There are moments in life when we think we are living normally eating what we want, drinking what we want, and enjoying everything without limits. For a long time, that was exactly how I lived. I had no discipline when it came to food or alcohol. I thought it was just part of being human, part of enjoying life. And honestly, I didn’t feel anything wrong with my body back then. I had no symptoms, no warnings, and most of all, no knowledge. I simply didn’t know any better.

Looking back, I realize many people go through the same thing. We live freely because we feel fine, and we assume nothing bad will happen. We enjoy life to the fullest, sometimes too much. But as the Bible says in Romans 8:28, things begin to make sense only when our mindset opens. Only then do we understand why certain things happen. Everything has a purpose, even the painful parts. And in James 1:4, we are reminded that growth and maturity come when we allow ourselves to be open and willing to learn.

My diabetes journey was something I never expected. It came into my life suddenly, and it changed everything. It took years yes, years before I finally developed discipline in my eating habits and became consistent in my dream of healing. It wasn’t easy. In fact, it was a real fight, a battle I had to face every single day.

The Turning Point

Before diabetes, food was just food. I didn’t think about sugar, calories, or nutrients. I didn’t know that rice and pandesal were full of sugar. All I knew was that they tasted good. For two straight years, my daily routine included five to six packs of 3‑in‑1 coffee and at least ₱60 worth of pandesal every morning. I didn’t realize I was slowly harming myself.

Then the symptoms came.

I reached a point where the pain was unbearable. My head hurt so badly, I had a fever, and my whole body felt weak. I remember almost throwing the food my wife brought me because I couldn’t stand the smell of anything especially anything sautéed or with a strong scent. I was irritated, exhausted, and overwhelmed. I even shouted at her once, telling her not to bring me food anymore. I know it hurt her, but she was only worried because I wasn’t eating at all. I was surviving on water alone.

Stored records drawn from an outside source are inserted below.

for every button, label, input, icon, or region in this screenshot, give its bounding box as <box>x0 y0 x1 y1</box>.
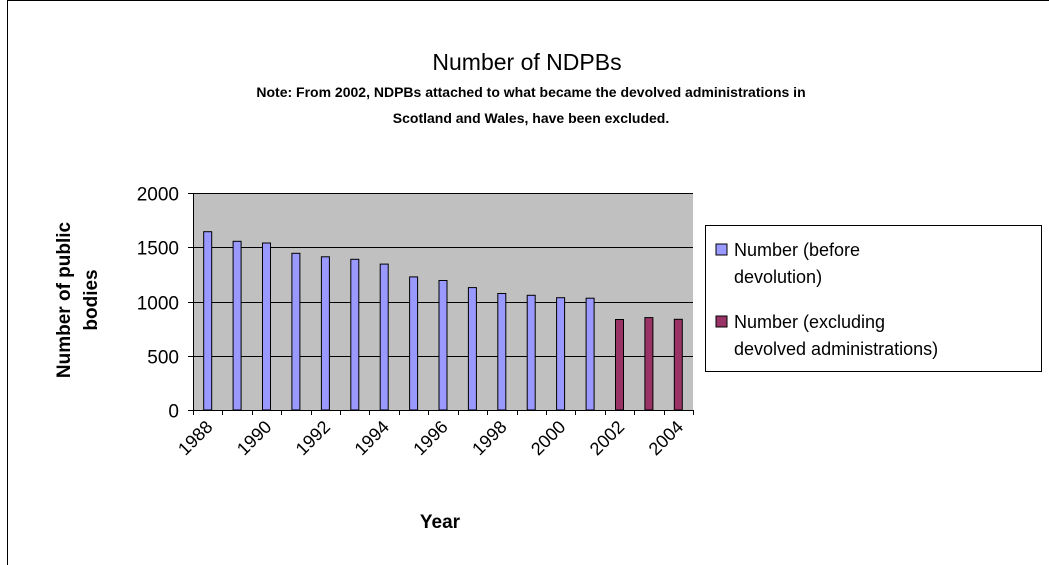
x-axis-title: Year <box>420 512 461 533</box>
x-tick-label: 2000 <box>527 417 569 459</box>
y-axis-title: Number of public bodies <box>54 221 102 378</box>
bar-before-devolution <box>497 293 507 411</box>
chart-subtitle-line-1: Note: From 2002, NDPBs attached to what … <box>256 84 805 100</box>
x-tick-label: 2004 <box>645 417 687 459</box>
x-tick-label: 1998 <box>468 417 510 459</box>
legend: Number (before devolution) Number (exclu… <box>705 225 1042 372</box>
bar-before-devolution <box>556 297 566 411</box>
bar-before-devolution <box>409 276 419 411</box>
x-tick-label: 1996 <box>409 417 451 459</box>
legend-label-before-devolution-line-2: devolution) <box>734 267 822 287</box>
legend-swatch-before-devolution <box>715 243 728 256</box>
bar-before-devolution <box>232 240 242 411</box>
bar-before-devolution <box>350 258 360 411</box>
bar-before-devolution <box>379 263 389 411</box>
y-tick-label: 0 <box>168 402 179 423</box>
x-ticks: 1988 1990 1992 1994 1996 1998 2000 2002 2004 <box>174 410 694 459</box>
bar-excluding-devolved <box>644 317 654 411</box>
bar-before-devolution <box>320 256 330 411</box>
bar-before-devolution <box>467 287 477 411</box>
legend-label-excluding-devolved-line-1: Number (excluding <box>734 312 885 332</box>
bar-before-devolution <box>262 242 271 411</box>
y-tick-label: 2000 <box>137 185 179 206</box>
y-ticks: 0 500 1000 1500 2000 <box>137 185 193 423</box>
legend-box <box>705 225 1042 372</box>
bar-excluding-devolved <box>673 318 683 411</box>
legend-label-excluding-devolved-line-2: devolved administrations) <box>734 339 938 359</box>
x-tick-label: 1988 <box>174 417 216 459</box>
y-axis-title-line-1: Number of public <box>54 221 75 378</box>
chart-title: Number of NDPBs <box>432 49 621 75</box>
chart-subtitle-line-2: Scotland and Wales, have been excluded. <box>393 110 669 126</box>
legend-swatch-excluding-devolved <box>715 315 728 328</box>
y-axis-title-line-2: bodies <box>81 269 102 330</box>
x-tick-label: 2002 <box>586 417 628 459</box>
bar-before-devolution <box>291 252 301 411</box>
bar-excluding-devolved <box>615 319 624 411</box>
y-tick-label: 500 <box>147 348 179 369</box>
y-tick-label: 1500 <box>137 239 179 260</box>
x-tick-label: 1992 <box>292 417 334 459</box>
legend-label-before-devolution-line-1: Number (before <box>734 240 860 260</box>
y-tick-label: 1000 <box>137 294 179 315</box>
x-tick-label: 1990 <box>233 417 275 459</box>
x-tick-label: 1994 <box>351 417 393 459</box>
bar-before-devolution <box>438 280 448 411</box>
bar-before-devolution <box>585 297 595 411</box>
bar-before-devolution <box>203 231 213 411</box>
bar-before-devolution <box>526 294 536 411</box>
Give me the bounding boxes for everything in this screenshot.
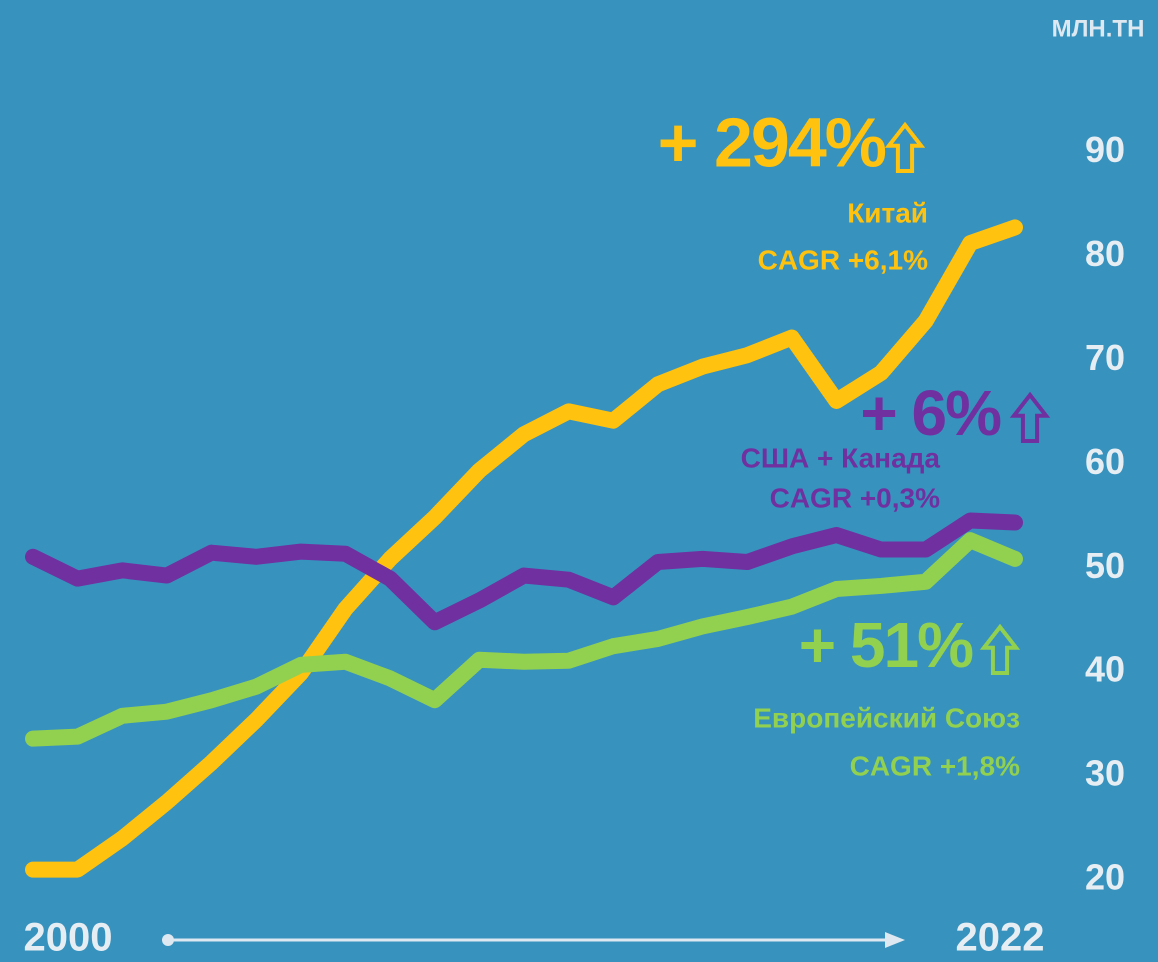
- cagr-label: CAGR +6,1%: [758, 244, 928, 275]
- legend-name: США + Канада: [741, 442, 941, 473]
- change-label: + 6%: [860, 377, 1001, 449]
- cagr-label: CAGR +0,3%: [770, 482, 940, 513]
- time-arrow-start: [162, 934, 174, 946]
- up-arrow-icon: [979, 623, 1021, 675]
- y-tick-label: 30: [1085, 753, 1125, 794]
- up-arrow-icon: [884, 121, 926, 173]
- time-arrow-head: [885, 932, 905, 948]
- y-tick-label: 20: [1085, 857, 1125, 898]
- series-line: [25, 512, 1023, 631]
- y-tick-label: 40: [1085, 649, 1125, 690]
- y-tick-label: 50: [1085, 545, 1125, 586]
- change-label: + 294%: [658, 103, 886, 181]
- x-tick-label: 2022: [956, 916, 1045, 960]
- y-tick-label: 70: [1085, 337, 1125, 378]
- y-tick-label: 90: [1085, 129, 1125, 170]
- series-line: [25, 532, 1023, 747]
- cagr-label: CAGR +1,8%: [850, 750, 1020, 781]
- legend-name: Европейский Союз: [753, 702, 1020, 733]
- up-arrow-icon: [1009, 391, 1051, 443]
- unit-label: МЛН.ТН: [1052, 15, 1145, 42]
- y-tick-label: 80: [1085, 233, 1125, 274]
- x-tick-label: 2000: [24, 916, 113, 960]
- legend-name: Китай: [847, 197, 928, 228]
- series-line: [25, 219, 1023, 878]
- change-label: + 51%: [799, 609, 973, 681]
- y-tick-label: 60: [1085, 441, 1125, 482]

There was a moment when I felt so hopeless that I thought it would be easier to disappear than to continue suffering. That’s how heavy the burden felt. But even in that darkness, something inside me refused to give up completely. Maybe it was faith. Maybe it was love. Maybe it was the realization that my life still had purpose.

Learning Discipline the Hard Way

When I finally understood what diabetes really meant, everything changed. I became aware truly aware of what I was putting into my body. Every time I wanted to eat something, I asked myself:

  • What nutrients will this give me?
  • Will this help me or harm me?
  • What will the result be if I eat this?

That awareness became the foundation of my discipline.

Today, when I see food that people call “delicious,” I don’t feel tempted the way I used to. I don’t argue with my friends or family about it; I simply don’t feel the desire anymore. My mind always goes back to the pain I experienced, and I tell myself, I never want to go back to that condition again.

Even now, I still feel hunger and cravings sometimes. I’m human, after all. There are moments when I eat a little too much, but the difference is that now I eat mostly vegetables. And when I do overeat, my body reacts immediately I feel nauseous, I salivate, and it becomes uncomfortable. My stomach has adjusted to smaller portions, and honestly, that’s a blessing. It keeps me disciplined.

A New Lifestyle, A New Mindset

Discipline didn’t come to me overnight. It took time, patience, and a lot of mistakes. But once I embraced it, everything became easier. Now, when I feel full and still want to eat more, I remind myself of that terrible feeling of nausea. That alone is enough to stop me.

My experience taught me that discipline is not just about controlling what you eat. It’s about respecting your body, valuing your health, and choosing life every single day. It’s about understanding that pleasure is temporary, but consequences can last a lifetime.

And most importantly, it’s about being consistent. As the Bible shows in Daniel 1:12–16, discipline in food can lead to strength, clarity, and transformation. But consistency requires faith, patience, and commitment. That’s why James 1:6 reminds us not to be double minded. If we want to change, we must stand firm in our decisions.

Sharing My Story for a Purpose

I’m sharing my journey because I know someone out there needs to hear this. Someone might be going through the same struggle feeling lost, overwhelmed, or hopeless. Someone might be dealing with the consequences of unhealthy habits, just like I did.

If that person is you, I want you to know this:

You are not alone. You can change. You can heal. You can discipline yourself. And your life can still be transformed.

My story is not perfect, but it is real. And if my experience can help even one person, then everything I went through has meaning.

I will continue sharing my journey because I believe stories have power. They can inspire, guide, and encourage others. And maybe one day, someone will read this blog at the exact moment they need it most.